Further to the excellent information provided by Transitional Man...

Harvey Fletcher once said "Stereophonic systems do not consist of two, three, or any other fixed number of channels. There must be sufficient of these to give a good illusion of an infinite number." Believe me, I think he knew what he was talking about.

In fact, During the 1930s, Fletcher, Blumlein and others filed a series of patents or invented equipment for the storage and reproduction of multi channel sound. Blumlein registered a patent for stereo recording on phonographs within the same year that Fletcher demonstrated using three channel sound. Three channel optical recordings on film strips predated stereo ones.

Since that time, Cinemascope, Perspecta, Cinerama and a host of other mulitchannel recording / encoding schemes were invented for theater applications, all the way up to modern SDDS, DTS and Dolby Digital. While (most) theaters could keep up, cost and technological limitations kept the older technology out of the home. Since consumer equipment was at most in stereo, there was never a need for more elaborate recordings.
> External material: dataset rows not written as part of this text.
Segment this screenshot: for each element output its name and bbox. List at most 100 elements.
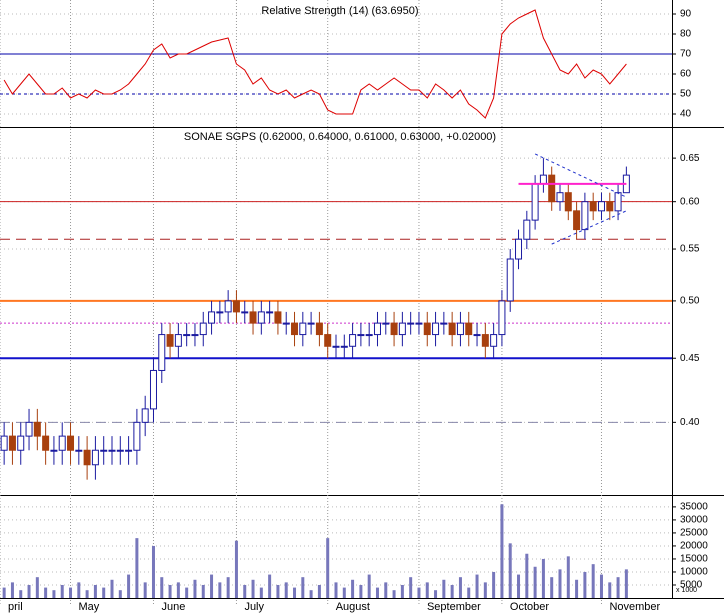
- volume-bar: [77, 582, 81, 598]
- volume-bar: [483, 582, 487, 598]
- volume-bar: [550, 577, 554, 598]
- x-tick-label: May: [79, 601, 100, 613]
- volume-bar: [367, 574, 371, 598]
- candle-body: [415, 322, 423, 325]
- volume-bar: [500, 504, 504, 598]
- volume-bar: [234, 540, 238, 598]
- candle-body: [174, 334, 182, 347]
- candle-body: [332, 345, 340, 348]
- candle-body: [42, 435, 50, 451]
- volume-bar: [176, 582, 180, 598]
- candle-body: [75, 449, 83, 452]
- y-tick-label: 50: [680, 89, 692, 100]
- candle-body: [141, 408, 149, 423]
- volume-bar: [160, 577, 164, 598]
- volume-bar: [533, 566, 537, 598]
- candle-body: [357, 334, 365, 337]
- volume-bar: [583, 571, 587, 598]
- volume-bar: [102, 587, 106, 598]
- y-tick-label: 0.65: [680, 153, 700, 164]
- candle-body: [266, 311, 274, 314]
- candle-body: [398, 322, 406, 336]
- volume-bar: [434, 590, 438, 598]
- y-tick-label: 30000: [680, 515, 708, 526]
- candle-body: [498, 300, 506, 336]
- volume-bar: [85, 590, 89, 598]
- y-tick-label: 70: [680, 49, 692, 60]
- candle-body: [589, 201, 597, 212]
- volume-bar: [450, 584, 454, 598]
- x-tick-label: pril: [8, 601, 23, 613]
- volume-bar: [525, 553, 529, 598]
- candle-body: [597, 201, 605, 212]
- volume-bar: [558, 569, 562, 598]
- candle-body: [531, 183, 539, 221]
- volume-bar: [52, 590, 56, 598]
- candle-body: [307, 322, 315, 325]
- volume-bar: [218, 582, 222, 598]
- volume-bar: [293, 587, 297, 598]
- volume-bar: [27, 584, 31, 598]
- volume-bar: [243, 584, 247, 598]
- volume-bar: [168, 584, 172, 598]
- volume-bar: [334, 582, 338, 598]
- candle-body: [432, 322, 440, 336]
- volume-bar: [409, 577, 413, 598]
- volume-bar: [127, 574, 131, 598]
- volume-bar: [259, 587, 263, 598]
- y-tick-label: 35000: [680, 502, 708, 513]
- x-tick-label: November: [609, 601, 660, 613]
- volume-bar: [425, 582, 429, 598]
- candle-body: [91, 449, 99, 466]
- candle-body: [324, 334, 332, 347]
- candle-body: [166, 334, 174, 347]
- volume-bar: [143, 582, 147, 598]
- volume-bar: [35, 577, 39, 598]
- candle-body: [523, 219, 531, 240]
- candle-body: [257, 311, 265, 324]
- chart-title: Relative Strength (14) (63.6950): [261, 5, 418, 17]
- volume-bar: [110, 579, 114, 598]
- y-tick-label: 10000: [680, 567, 708, 578]
- candle-body: [456, 322, 464, 336]
- volume-bar: [284, 582, 288, 598]
- candle-body: [556, 192, 564, 203]
- volume-bar: [458, 577, 462, 598]
- volume-bar: [2, 587, 6, 598]
- candle-body: [33, 421, 41, 437]
- candle-body: [191, 334, 199, 337]
- candle-body: [25, 421, 33, 437]
- candle-body: [440, 322, 448, 325]
- y-tick-label: 15000: [680, 554, 708, 565]
- volume-bar: [226, 577, 230, 598]
- candle-body: [515, 238, 523, 260]
- candle-body: [473, 334, 481, 337]
- axis-label: x 1000: [676, 587, 697, 594]
- trend-line: [534, 153, 627, 198]
- volume-bar: [591, 564, 595, 598]
- volume-bar: [193, 579, 197, 598]
- volume-bar: [268, 574, 272, 598]
- volume-bar: [185, 587, 189, 598]
- volume-bar: [93, 584, 97, 598]
- volume-bar: [135, 538, 139, 598]
- volume-bar: [616, 577, 620, 598]
- candle-body: [299, 322, 307, 336]
- volume-bar: [566, 556, 570, 598]
- volume-bar: [251, 579, 255, 598]
- volume-bar: [624, 569, 628, 598]
- y-tick-label: 0.50: [680, 296, 700, 307]
- candle-body: [340, 345, 348, 348]
- volume-bar: [317, 584, 321, 598]
- candle-body: [274, 311, 282, 324]
- volume-bar: [442, 579, 446, 598]
- volume-bar: [467, 587, 471, 598]
- candle-body: [108, 449, 116, 452]
- volume-bar: [492, 571, 496, 598]
- volume-bar: [351, 579, 355, 598]
- volume-bar: [417, 587, 421, 598]
- volume-bar: [375, 587, 379, 598]
- candle-body: [67, 435, 75, 451]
Even as the technology became more available and affordable, the saturation of stereo equipment further alienated multichannel sound. TVs, walkmans and car audio were all stereo at most. There were no advantages to producing multichannel music recordings since the average customer would not be willing to upgrade all of their equipment and their software (tapes and cds) to newer formats simply to gain additional audio tracks. For most people, stereo was "good enough." For some people, mono, linear VHS audio recorded in EP and played through a TV speaker is good enough. There is no God

As Transitional Man pointed out, the big hurdle for 5.1 is cost. I can attest to the fact that once you invest enough money in a good 5.1 system, there is no turning back. The first time that I heard the guy whistle towards the end of Home on Cheryl Crow's Rockin the Globe DVD in DTS I was startled. Especially since it felt like he was behind me in row G and a little to the left! That is imaging and a very impressive sound stage. This is by no means on a spectacular system either: roughly $5,000 ($5500 counting cables, TV not included) of equipment carefully placed and calibrated, playing some very fine source software. All it needed was a little love.

Now that DTS and Dolby Digital are becoming more commonplace, and more and more consumers upgrade to enjoy these formats for movies, it becomes worthwhile for the music industry to record in more than 2 channels. The number of music DVDs, either concert or otherwise, have increased exponentially in the past couple of years. As this happens, the quality and quantity of 5.1 recordings will increase.

In the meantime, you'll have to pry my DTS copy of Diana Krall's Love Scenes from my cold, dead fingers.